Question

Prove the following statements with either induction, strong induction or proof by smallest counterexample. Prove that \(3 \mid\left(n^{3}+5 n+6\right)\) for every integer \(n \geq 0\).

Short answer

The statement \(3 \mid\left(n^{3}+5 n+6\right)\) is true for every integer \(n \geq 0\) based on the principles of mathematical induction.

Step-by-step solution

Base Case

Verify the statement for the base case i.e., \(n=0\). Substitute \(n=0\) in \(n^{3}+5 n+6\), the result is 6, which is divisible by 3. Therefore, the statement holds for the base case.

Induction Hypothesis

Now, we assume that the given statement is true for an arbitrary positive integer \(k\), that is, \(3 \mid\left(k^{3}+5k+6\right)\).

Induction Step

We now need to show that the statement is true for \(k+1\), under the assumption that it holds for \(k\). So we substitute \(n = k+1\) in \(n^{3}+5 n+6\) obtaining \((k+1)^{3}+5(k+1)+6\).

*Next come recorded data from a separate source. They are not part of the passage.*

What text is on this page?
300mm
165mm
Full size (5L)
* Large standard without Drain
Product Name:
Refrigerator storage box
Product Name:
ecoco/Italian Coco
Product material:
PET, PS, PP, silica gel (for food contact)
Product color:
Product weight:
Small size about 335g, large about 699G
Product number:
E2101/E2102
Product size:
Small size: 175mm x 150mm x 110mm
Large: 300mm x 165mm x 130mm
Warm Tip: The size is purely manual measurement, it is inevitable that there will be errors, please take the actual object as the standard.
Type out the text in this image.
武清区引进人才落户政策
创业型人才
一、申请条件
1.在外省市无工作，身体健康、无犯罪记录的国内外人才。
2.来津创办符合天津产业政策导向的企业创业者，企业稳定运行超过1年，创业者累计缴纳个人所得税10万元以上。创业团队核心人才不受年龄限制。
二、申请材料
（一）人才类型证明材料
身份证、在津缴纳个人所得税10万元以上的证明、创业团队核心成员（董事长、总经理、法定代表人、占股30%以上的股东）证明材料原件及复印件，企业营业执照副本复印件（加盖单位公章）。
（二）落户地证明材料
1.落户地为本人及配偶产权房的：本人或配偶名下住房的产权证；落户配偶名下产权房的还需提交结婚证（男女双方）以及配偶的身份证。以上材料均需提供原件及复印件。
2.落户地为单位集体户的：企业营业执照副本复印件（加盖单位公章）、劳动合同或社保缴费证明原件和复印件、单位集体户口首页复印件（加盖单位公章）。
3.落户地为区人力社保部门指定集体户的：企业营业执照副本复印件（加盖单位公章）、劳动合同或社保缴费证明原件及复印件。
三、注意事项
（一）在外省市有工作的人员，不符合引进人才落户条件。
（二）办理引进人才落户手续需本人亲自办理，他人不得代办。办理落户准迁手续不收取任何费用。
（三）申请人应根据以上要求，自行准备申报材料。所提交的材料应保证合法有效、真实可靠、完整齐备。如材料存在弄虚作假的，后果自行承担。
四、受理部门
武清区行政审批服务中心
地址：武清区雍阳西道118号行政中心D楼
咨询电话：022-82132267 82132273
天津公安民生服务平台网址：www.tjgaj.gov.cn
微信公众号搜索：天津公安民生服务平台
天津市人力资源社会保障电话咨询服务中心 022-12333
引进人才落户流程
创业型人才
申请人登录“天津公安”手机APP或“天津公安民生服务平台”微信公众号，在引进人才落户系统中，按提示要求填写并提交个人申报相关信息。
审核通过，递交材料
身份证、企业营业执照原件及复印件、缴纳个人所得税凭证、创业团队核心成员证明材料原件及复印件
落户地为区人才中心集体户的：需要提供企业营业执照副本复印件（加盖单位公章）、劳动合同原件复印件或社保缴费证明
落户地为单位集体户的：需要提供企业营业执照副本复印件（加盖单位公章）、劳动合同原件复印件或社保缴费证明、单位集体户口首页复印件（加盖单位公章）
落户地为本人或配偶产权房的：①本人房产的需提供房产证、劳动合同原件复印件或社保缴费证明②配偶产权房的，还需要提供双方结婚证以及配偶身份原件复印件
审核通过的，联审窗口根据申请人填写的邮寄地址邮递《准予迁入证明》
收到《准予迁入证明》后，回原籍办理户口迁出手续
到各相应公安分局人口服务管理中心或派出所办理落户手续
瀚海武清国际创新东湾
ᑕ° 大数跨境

After simplifying, we get \(k^{3}+3k^{2}+3k+1+5k+5+6\), which simplifies to \(k^{3}+5k+6+3k^{2}+8k+6\). According to our induction hypothesis, \(3 \mid\left(k^{3}+5k+6\right)\), so we can say that the first part of the expression is divisible by 3. Given that the second part, \(3k^{2}+8k+6\), is also divisible by 3, we can deduce that the statement holds for \(k+1\) when it's true for \(k\).